How true is the next part of Mulligan’s statement? Wrestling fans will never know.

“Morales was supposed to drop the belt to me that night, and I didn’t find that out until later or he would have done it,” he said. “But Ernie hands me the blackjack, boom, I nail him, and hand the blackjack back. One, two, I pick him up by the hair. They couldn’t stand that. Unbelievable heat. They couldn’t believe it. Here’s a Hispanic being tortured by a big white guy and a funny-looking guy in a headwrap. I pick him up for the second time and don’t cover him, one, two — that’s when they start coming unglued. I picked him up by the hair the second time and that’s when they slashed me across my leg, and they slashed me across my arm.”

WWWF champion Pedro Morales.
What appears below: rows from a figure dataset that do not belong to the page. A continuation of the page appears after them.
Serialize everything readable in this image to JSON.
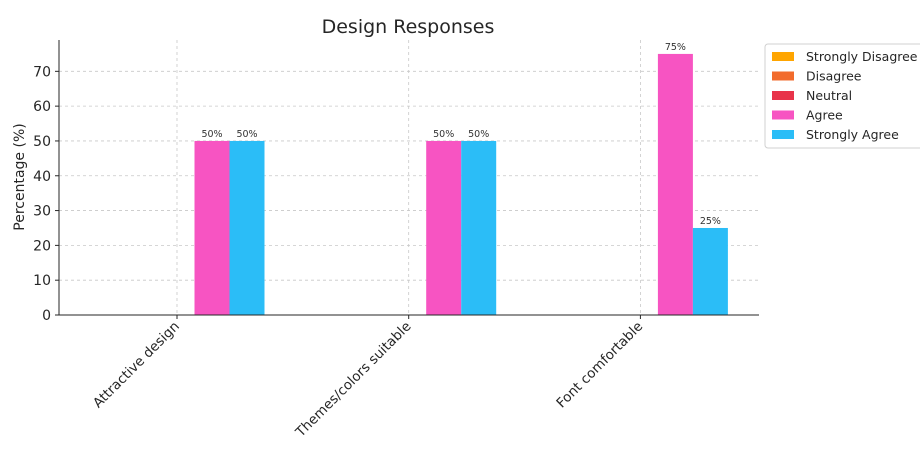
{
  "chart_data": {
    "type": "bar",
    "title": "Design Responses",
    "xlabel": "",
    "ylabel": "Percentage (%)",
    "ylim": [
      0,
      79
    ],
    "yticks": [
      0,
      10,
      20,
      30,
      40,
      50,
      60,
      70
    ],
    "grid": true,
    "legend_position": "top-right",
    "categories": [
      "Attractive design",
      "Themes/colors suitable",
      "Font comfortable"
    ],
    "series": [
      {
        "name": "Strongly Disagree",
        "color": "#FFA500",
        "values": [
          0,
          0,
          0
        ],
        "labels": [
          "",
          "",
          ""
        ]
      },
      {
        "name": "Disagree",
        "color": "#F26B2C",
        "values": [
          0,
          0,
          0
        ],
        "labels": [
          "",
          "",
          ""
        ]
      },
      {
        "name": "Neutral",
        "color": "#E8334A",
        "values": [
          0,
          0,
          0
        ],
        "labels": [
          "",
          "",
          ""
        ]
      },
      {
        "name": "Agree",
        "color": "#F754C2",
        "values": [
          50,
          50,
          75
        ],
        "labels": [
          "50%",
          "50%",
          "75%"
        ]
      },
      {
        "name": "Strongly Agree",
        "color": "#2BBDF7",
        "values": [
          50,
          50,
          25
        ],
        "labels": [
          "50%",
          "50%",
          "25%"
        ]
      }
    ]
  }
}
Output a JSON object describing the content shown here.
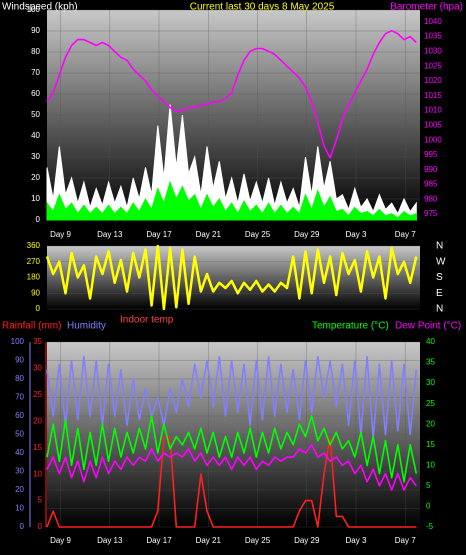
{
  "chart_data": [
    {
      "type": "line",
      "title": "Current last 30 days 8 May 2025",
      "ylabel": "Windspeed (kph)",
      "y2label": "Barometer (hpa)",
      "x": [
        0,
        0.5,
        1,
        1.5,
        2,
        2.5,
        3,
        3.5,
        4,
        4.5,
        5,
        5.5,
        6,
        6.5,
        7,
        7.5,
        8,
        8.5,
        9,
        9.5,
        10,
        10.5,
        11,
        11.5,
        12,
        12.5,
        13,
        13.5,
        14,
        14.5,
        15,
        15.5,
        16,
        16.5,
        17,
        17.5,
        18,
        18.5,
        19,
        19.5,
        20,
        20.5,
        21,
        21.5,
        22,
        22.5,
        23,
        23.5,
        24,
        24.5,
        25,
        25.5,
        26,
        26.5,
        27,
        27.5,
        28,
        28.5,
        29,
        29.5,
        30
      ],
      "xlim": [
        0,
        30.3
      ],
      "xticks": [
        {
          "value": 1.1,
          "label": "Day 9"
        },
        {
          "value": 5.1,
          "label": "Day 13"
        },
        {
          "value": 9.1,
          "label": "Day 17"
        },
        {
          "value": 13.1,
          "label": "Day 21"
        },
        {
          "value": 17.1,
          "label": "Day 25"
        },
        {
          "value": 21.1,
          "label": "Day 29"
        },
        {
          "value": 25.1,
          "label": "Day 3"
        },
        {
          "value": 29.1,
          "label": "Day 7"
        }
      ],
      "ylim": [
        0,
        100
      ],
      "yticks": [
        0,
        10,
        20,
        30,
        40,
        50,
        60,
        70,
        80,
        90,
        100
      ],
      "y2lim": [
        973,
        1044
      ],
      "y2ticks": [
        975,
        980,
        985,
        990,
        995,
        1000,
        1005,
        1010,
        1015,
        1020,
        1025,
        1030,
        1035,
        1040
      ],
      "grid": true,
      "series": [
        {
          "color": "#ffffff",
          "kind": "area",
          "values": [
            25,
            10,
            35,
            12,
            20,
            8,
            18,
            6,
            15,
            7,
            18,
            8,
            16,
            6,
            20,
            10,
            25,
            12,
            45,
            20,
            55,
            25,
            50,
            22,
            30,
            12,
            35,
            15,
            28,
            10,
            20,
            8,
            22,
            9,
            18,
            8,
            20,
            7,
            18,
            8,
            15,
            6,
            30,
            12,
            35,
            15,
            28,
            10,
            12,
            5,
            15,
            6,
            10,
            4,
            12,
            5,
            8,
            3,
            10,
            4,
            8
          ]
        },
        {
          "color": "#00ff00",
          "kind": "area",
          "values": [
            8,
            4,
            12,
            5,
            8,
            3,
            7,
            3,
            6,
            3,
            7,
            3,
            6,
            3,
            8,
            4,
            10,
            5,
            15,
            8,
            18,
            10,
            16,
            9,
            12,
            5,
            12,
            6,
            10,
            4,
            8,
            3,
            9,
            4,
            7,
            3,
            8,
            3,
            7,
            3,
            6,
            3,
            12,
            5,
            14,
            6,
            11,
            4,
            5,
            2,
            6,
            3,
            4,
            2,
            5,
            2,
            3,
            1,
            4,
            2,
            3
          ]
        },
        {
          "color": "#ff00ff",
          "kind": "line",
          "axis": "y2",
          "values": [
            1013,
            1016,
            1022,
            1028,
            1032,
            1034,
            1034,
            1033,
            1032,
            1033,
            1032,
            1030,
            1028,
            1027,
            1024,
            1022,
            1020,
            1017,
            1015,
            1013,
            1011,
            1010,
            1010,
            1011,
            1011,
            1012,
            1012,
            1013,
            1013,
            1014,
            1016,
            1022,
            1027,
            1030,
            1031,
            1031,
            1030,
            1029,
            1027,
            1025,
            1023,
            1021,
            1018,
            1013,
            1006,
            998,
            994,
            1000,
            1007,
            1012,
            1016,
            1020,
            1024,
            1029,
            1033,
            1036,
            1037,
            1036,
            1034,
            1035,
            1033
          ]
        }
      ]
    },
    {
      "type": "line",
      "x": [
        0,
        0.5,
        1,
        1.5,
        2,
        2.5,
        3,
        3.5,
        4,
        4.5,
        5,
        5.5,
        6,
        6.5,
        7,
        7.5,
        8,
        8.5,
        9,
        9.5,
        10,
        10.5,
        11,
        11.5,
        12,
        12.5,
        13,
        13.5,
        14,
        14.5,
        15,
        15.5,
        16,
        16.5,
        17,
        17.5,
        18,
        18.5,
        19,
        19.5,
        20,
        20.5,
        21,
        21.5,
        22,
        22.5,
        23,
        23.5,
        24,
        24.5,
        25,
        25.5,
        26,
        26.5,
        27,
        27.5,
        28,
        28.5,
        29,
        29.5,
        30
      ],
      "xlim": [
        0,
        30.3
      ],
      "ylim": [
        0,
        360
      ],
      "yticks": [
        0,
        90,
        180,
        270,
        360
      ],
      "y2lim": [
        0,
        360
      ],
      "y2ticks": [
        {
          "value": 0,
          "label": "N"
        },
        {
          "value": 90,
          "label": "E"
        },
        {
          "value": 180,
          "label": "S"
        },
        {
          "value": 270,
          "label": "W"
        },
        {
          "value": 360,
          "label": "N"
        }
      ],
      "grid": true,
      "series": [
        {
          "color": "#ffff00",
          "kind": "line",
          "values": [
            300,
            200,
            270,
            90,
            320,
            180,
            250,
            60,
            300,
            200,
            330,
            150,
            280,
            100,
            320,
            180,
            340,
            20,
            360,
            0,
            350,
            10,
            340,
            30,
            300,
            100,
            200,
            100,
            150,
            120,
            160,
            90,
            150,
            110,
            160,
            100,
            140,
            100,
            150,
            120,
            300,
            60,
            330,
            90,
            340,
            150,
            300,
            80,
            320,
            200,
            280,
            100,
            330,
            180,
            300,
            60,
            350,
            200,
            270,
            150,
            300
          ]
        }
      ]
    },
    {
      "type": "line",
      "annotation": "Indoor temp",
      "x": [
        0,
        0.5,
        1,
        1.5,
        2,
        2.5,
        3,
        3.5,
        4,
        4.5,
        5,
        5.5,
        6,
        6.5,
        7,
        7.5,
        8,
        8.5,
        9,
        9.5,
        10,
        10.5,
        11,
        11.5,
        12,
        12.5,
        13,
        13.5,
        14,
        14.5,
        15,
        15.5,
        16,
        16.5,
        17,
        17.5,
        18,
        18.5,
        19,
        19.5,
        20,
        20.5,
        21,
        21.5,
        22,
        22.5,
        23,
        23.5,
        24,
        24.5,
        25,
        25.5,
        26,
        26.5,
        27,
        27.5,
        28,
        28.5,
        29,
        29.5,
        30
      ],
      "xlim": [
        0,
        30.3
      ],
      "xticks": [
        {
          "value": 1.1,
          "label": "Day 9"
        },
        {
          "value": 5.1,
          "label": "Day 13"
        },
        {
          "value": 9.1,
          "label": "Day 17"
        },
        {
          "value": 13.1,
          "label": "Day 21"
        },
        {
          "value": 17.1,
          "label": "Day 25"
        },
        {
          "value": 21.1,
          "label": "Day 29"
        },
        {
          "value": 25.1,
          "label": "Day 3"
        },
        {
          "value": 29.1,
          "label": "Day 7"
        }
      ],
      "ylim": [
        0,
        100
      ],
      "yticks": [
        0,
        10,
        20,
        30,
        40,
        50,
        60,
        70,
        80,
        90,
        100
      ],
      "y3lim": [
        0,
        35
      ],
      "y3ticks": [
        0,
        5,
        10,
        15,
        20,
        25,
        30,
        35
      ],
      "y2lim": [
        -5,
        40
      ],
      "y2ticks": [
        -5,
        0,
        5,
        10,
        15,
        20,
        25,
        30,
        35,
        40
      ],
      "grid": true,
      "series": [
        {
          "name": "Rainfall (mm)",
          "color": "#ff2020",
          "kind": "line",
          "axis": "y3",
          "values": [
            0,
            3,
            0,
            0,
            0,
            0,
            0,
            0,
            0,
            0,
            0,
            0,
            0,
            0,
            0,
            0,
            0,
            0,
            3,
            17,
            17,
            0,
            0,
            0,
            0,
            10,
            3,
            0,
            0,
            0,
            0,
            0,
            0,
            0,
            0,
            0,
            0,
            0,
            0,
            0,
            0,
            3,
            5,
            5,
            0,
            10,
            17,
            2,
            2,
            0,
            0,
            0,
            0,
            0,
            0,
            0,
            0,
            0,
            0,
            0,
            0
          ]
        },
        {
          "name": "Humidity",
          "color": "#8080ff",
          "kind": "line",
          "values": [
            85,
            60,
            88,
            55,
            90,
            58,
            92,
            60,
            90,
            55,
            88,
            60,
            85,
            55,
            80,
            58,
            75,
            60,
            70,
            55,
            75,
            62,
            80,
            65,
            88,
            70,
            90,
            65,
            92,
            60,
            90,
            62,
            88,
            55,
            90,
            58,
            92,
            60,
            88,
            62,
            85,
            58,
            90,
            62,
            92,
            70,
            90,
            65,
            88,
            55,
            90,
            50,
            92,
            48,
            88,
            50,
            90,
            52,
            88,
            50,
            85
          ]
        },
        {
          "name": "Temperature (°C)",
          "color": "#00ff00",
          "kind": "line",
          "axis": "y2",
          "values": [
            12,
            20,
            11,
            21,
            10,
            19,
            9,
            18,
            10,
            20,
            11,
            19,
            12,
            18,
            13,
            19,
            14,
            22,
            13,
            20,
            14,
            17,
            15,
            18,
            14,
            19,
            13,
            18,
            12,
            17,
            12,
            18,
            13,
            19,
            12,
            18,
            13,
            19,
            14,
            18,
            15,
            20,
            17,
            22,
            16,
            19,
            15,
            18,
            14,
            16,
            12,
            18,
            10,
            17,
            8,
            16,
            7,
            15,
            6,
            15,
            8
          ]
        },
        {
          "name": "Dew Point (°C)",
          "color": "#ff00ff",
          "kind": "line",
          "axis": "y2",
          "values": [
            9,
            12,
            8,
            12,
            7,
            11,
            6,
            11,
            7,
            12,
            8,
            11,
            9,
            12,
            10,
            12,
            11,
            14,
            11,
            13,
            12,
            13,
            12,
            14,
            11,
            13,
            10,
            12,
            10,
            12,
            9,
            12,
            10,
            12,
            9,
            11,
            10,
            12,
            11,
            12,
            12,
            14,
            13,
            15,
            12,
            13,
            11,
            12,
            10,
            11,
            8,
            10,
            6,
            9,
            5,
            8,
            4,
            8,
            4,
            7,
            5
          ]
        }
      ]
    }
  ]
}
Courtesy Chris Swisher

Monsoon (Gino Marella) helping out had its own issues, said Mulligan. “God bless him, Gino can’t see 30 feet. He can hardly see the guy. But he did grab the guy to get rid of him. Here we are in a situation and we’re talking about heat.”

The story doesn’t end with the stabbing.

Bulldog Brower, a notorious heel in the WWWF, helped Mulligan after he’d been stabbed. Brower and Mulligan made it to the hotel adjoining the Boston Garden, and Bulldog scared off irate fans who were climbing the fire escape to get at Mulligan again with his pistol. Brower then carried Mulligan to his car and drove him to New Jersey. Mulligan was attended to by a doctor the next day — it was almost too late. The wound had gone septic and the doctor found the right antibiotics to attack the infection.

Of course, both Morales and Mulligan continued to wrestle on the top of the cards for more than a decade.

The assault led to pat-downs at Boston Garden wrestling events and the installation of plexiglass barriers around the ring, Goldberg said. In another incident, the hated Stan Stasiak was hit in the leg with a dart, and a massive green net was installed to block objects thrown toward the ring.